Tristan nickte, denn ihm fehlten die Worte. Er verstand so vieles nicht. War es Grayson ebenso entgangen, dass Ben lebte? Warum hatte man seinen Bruder nirgends aufgeführt? Zu ihrem eigenen Schutz? Wusste die Polizei doch mehr, als sie zugeben wollte? Tristan wusste es nicht und es bereitete ihm Kopfschmerzen, jetzt im Augenblick weiter darüber nachzudenken.
„Außerdem musst du dafür sorgen, dass ich aus dem Krankenhaus rauskomme. Ich halte es nicht mehr aus. Ich bin seit einigen Wochen wach. Ich bin zwar noch ziemlich platt, aber ich halte es nicht mehr aus, Tristan." Ben tat so, als wäre nie etwas gewesen, als hätten sie sich die letzten vierzehn Jahre jeden Tag gesehen. Kurz überlegte der junge Arzt, ob er sich dieser Einstellung nicht einfach hingeben sollte, aber er wusste, dass er dazu nicht in der Lage war. Er kannte sich selbst am besten.
„In deiner Akte steht aber, dass du das Laufen wieder neu lernen musst. Deine Motorik hat ziemlich gelitten, Ben", meinte Tristan.
„Ja, das kriege ich schon hin. Aber du als mein Bruder und Arzt kannst doch dafür sorgen, dass alles beschleunigt wird, oder? Mir fällt die Decke echt auf dem Kopf. Wobei ich nun echt gespannt bin, wie das Krankenhaus hier so ist." Ben grinste immer noch, er schien das alles mit solch einer Leichtigkeit zu nehmen. Aber vielleicht war das die richtige Art, diese Situation anzugehen.
„Ich werde auf jeden Fall alles tun und dafür Sorge tragen, dass du bald nach Hause kannst."
Es war sein Lächeln, diese Freude, die ihm dann doch die Freudentränen in die Augen trieb. Tristan konnte gar nicht anders, als Benedict in die Arme zu schließen und ihn fest an sich zu drücken.

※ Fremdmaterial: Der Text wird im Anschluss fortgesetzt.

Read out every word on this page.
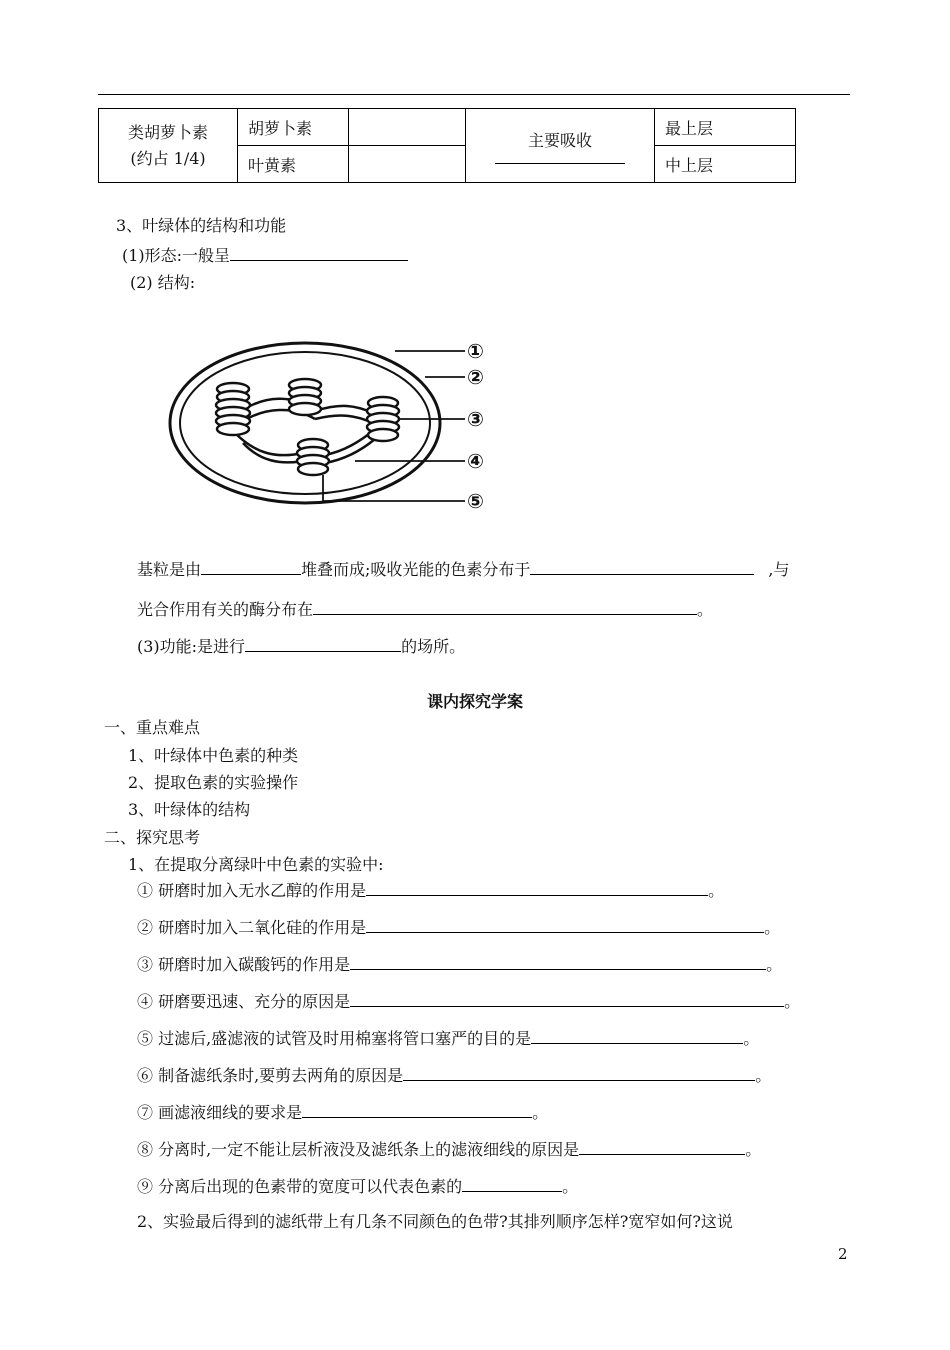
类胡萝卜素
(约占 1/4)	胡萝卜素		主要吸收	最上层
	叶黄素			中上层
3、叶绿体的结构和功能
(1)形态:一般呈
(2) 结构:
①
②
③
④
⑤
基粒是由	堆叠而成;吸收光能的色素分布于	,与
光合作用有关的酶分布在	。
(3)功能:是进行	的场所。
课内探究学案
一、重点难点
1、叶绿体中色素的种类
2、提取色素的实验操作
3、叶绿体的结构
二、探究思考
1、在提取分离绿叶中色素的实验中:
① 研磨时加入无水乙醇的作用是	。
② 研磨时加入二氧化硅的作用是	。
③ 研磨时加入碳酸钙的作用是	。
④ 研磨要迅速、充分的原因是	。
⑤ 过滤后,盛滤液的试管及时用棉塞将管口塞严的目的是	。
⑥ 制备滤纸条时,要剪去两角的原因是	。
⑦ 画滤液细线的要求是	。
⑧ 分离时,一定不能让层析液没及滤纸条上的滤液细线的原因是	。
⑨ 分离后出现的色素带的宽度可以代表色素的	。
2、实验最后得到的滤纸带上有几条不同颜色的色带?其排列顺序怎样?宽窄如何?这说
2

„Ich werde dafür sorgen, dass du wieder gesund wirst. Und dieses Mal werde ich dich auch beschützen. Dieses Versprechen gebe ich dir hier und jetzt", machte er ihm leise klar und er tat sich schwer, seinen jüngeren Bruder loszulassen. Er hatte einmal versagt, ein weiteres Mal würde er das nicht zulassen.
Sie umarmten sich eine Weile, hielten sich fest und waren füreinander da. Manchmal waren Worte überflüssig – hier war es deutlich der Fall, doch wie es schien, gab es etwas, das Ben auf der Seele brannte.
„Also. Diese Katie. Erzähl mir alles. Von vorne bis hinten. Ich will die ganze Geschichte hören. Ich habe doch gesehen, wie ihr einander anseht."